Mücadelesini edebiyatla, şiirle birleştirdi. Komün’ün Sanatçılar Federasyonu için çalıştı. Siyasi yaşantısı, hakkında idam emrinin verilmesinin ardından sürgünle devam etti.
Kuzey Amerika’da ezilenleri örgütlemeye devam eden, Paris Komünü’nden çıkarılacak derslerle yola devam edilmesi gerektiğini anlatan Eugène Pottier, geçirdiği felç sonucu 6 Kasım 1887’de yaşamını yitirdi.
“Yaşasın Komün” sloganları ve polisle girilen çatışmalarla bir eylem gibi geçen cenazesi, Komün’ün devrimcilerinin anısına bir saygıydı. Pottier, Komün’ün hatırasını canlı tutmak, mücadeleyi her yere yayacak sözler yazmak için kolları sıvadı.
Bir efsaneye göre Kanlı Hafta sırasında, bir çatı katına sıkışmışken bir diğerine göre Fransa’da Cumhuriyet’in ilân edildiği 4 Eylül 1870’in ertesi günü Enternasyonal’in sözlerini kaleme aldı.

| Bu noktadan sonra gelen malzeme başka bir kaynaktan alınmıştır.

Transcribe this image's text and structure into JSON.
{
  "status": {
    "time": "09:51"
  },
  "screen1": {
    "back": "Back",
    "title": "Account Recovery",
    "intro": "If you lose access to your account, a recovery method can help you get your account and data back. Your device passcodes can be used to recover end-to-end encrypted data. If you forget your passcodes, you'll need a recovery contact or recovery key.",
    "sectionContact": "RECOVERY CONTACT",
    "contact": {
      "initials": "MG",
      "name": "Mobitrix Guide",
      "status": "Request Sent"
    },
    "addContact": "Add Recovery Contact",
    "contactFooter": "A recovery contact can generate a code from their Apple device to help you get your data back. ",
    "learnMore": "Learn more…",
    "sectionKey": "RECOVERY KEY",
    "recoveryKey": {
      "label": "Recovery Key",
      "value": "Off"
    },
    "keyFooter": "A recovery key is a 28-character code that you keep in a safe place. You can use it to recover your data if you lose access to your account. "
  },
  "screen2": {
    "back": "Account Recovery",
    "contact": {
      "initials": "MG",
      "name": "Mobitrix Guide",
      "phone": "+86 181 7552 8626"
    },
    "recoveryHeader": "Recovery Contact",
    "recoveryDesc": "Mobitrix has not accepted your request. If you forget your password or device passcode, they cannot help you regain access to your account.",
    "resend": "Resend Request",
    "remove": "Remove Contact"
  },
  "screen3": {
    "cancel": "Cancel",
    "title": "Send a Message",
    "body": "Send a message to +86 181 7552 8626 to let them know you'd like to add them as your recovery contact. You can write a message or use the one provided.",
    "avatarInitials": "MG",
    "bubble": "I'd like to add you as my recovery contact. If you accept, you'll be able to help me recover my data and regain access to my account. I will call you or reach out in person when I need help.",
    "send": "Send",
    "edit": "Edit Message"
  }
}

Komün’ün kanlı bir şekilde bastırılmasının ardından bugün eylemlerde, etkinliklerde hep bir ağızdan söylenen Enternasyonal Marşı’nın sözleri mücadelenin içinde doğdu.
Yaşadığımız coğrafyada da işçi hareketinin ilk örgütlenmeye başladığı günlerden beri, çeşitli sendikaların, örgütlenmelerin benimsediği bir marş haline gelen Enternasyonal, dilimizde yoğunluklu olarak bestelenmek için uyarlanmış bir versiyonuyla biliniyor.
Ancak orijinal Enternasyonal şiiri 6 kıtadan oluşuyor. Ezilenlerin örgütlü mücadelesini, her parçasıyla anlatan bu şiir “yeryüzünün lanetlilerine” yani işçilere, ezilenlere yönelik bir isyan çağrısıyla başlıyor.
Sonrasında, Bakunin’in hristiyanlığa ve otoriter sosyalizme ilişkin sert eleştirilerini barındıran kitabına verdiği isimdeki gibi, “ne tanrının ne de devletin” bizleri kurtarabileceğinden bahsediyor Pottier, “bizi ancak kendi kendimiz kurtarabiliriz.” “Devlet ezer ve yasa hile yapar, vergi yoksulun kanını emer, iktidar altında yaşatıp durmaya artık yeter” diyerek işçilerin devletsiz bir şekilde örgütlenmesi gerektiğine vurgu yapıyor.
Aradan geçen onca yıla rağmen, enternasyonal bütün gücüyle ezilenlerin, işçilerin en derin özlemlerinin ifadesi, daha adaletli bir dünyaya olan inancın marşı olmaya devam ediyor.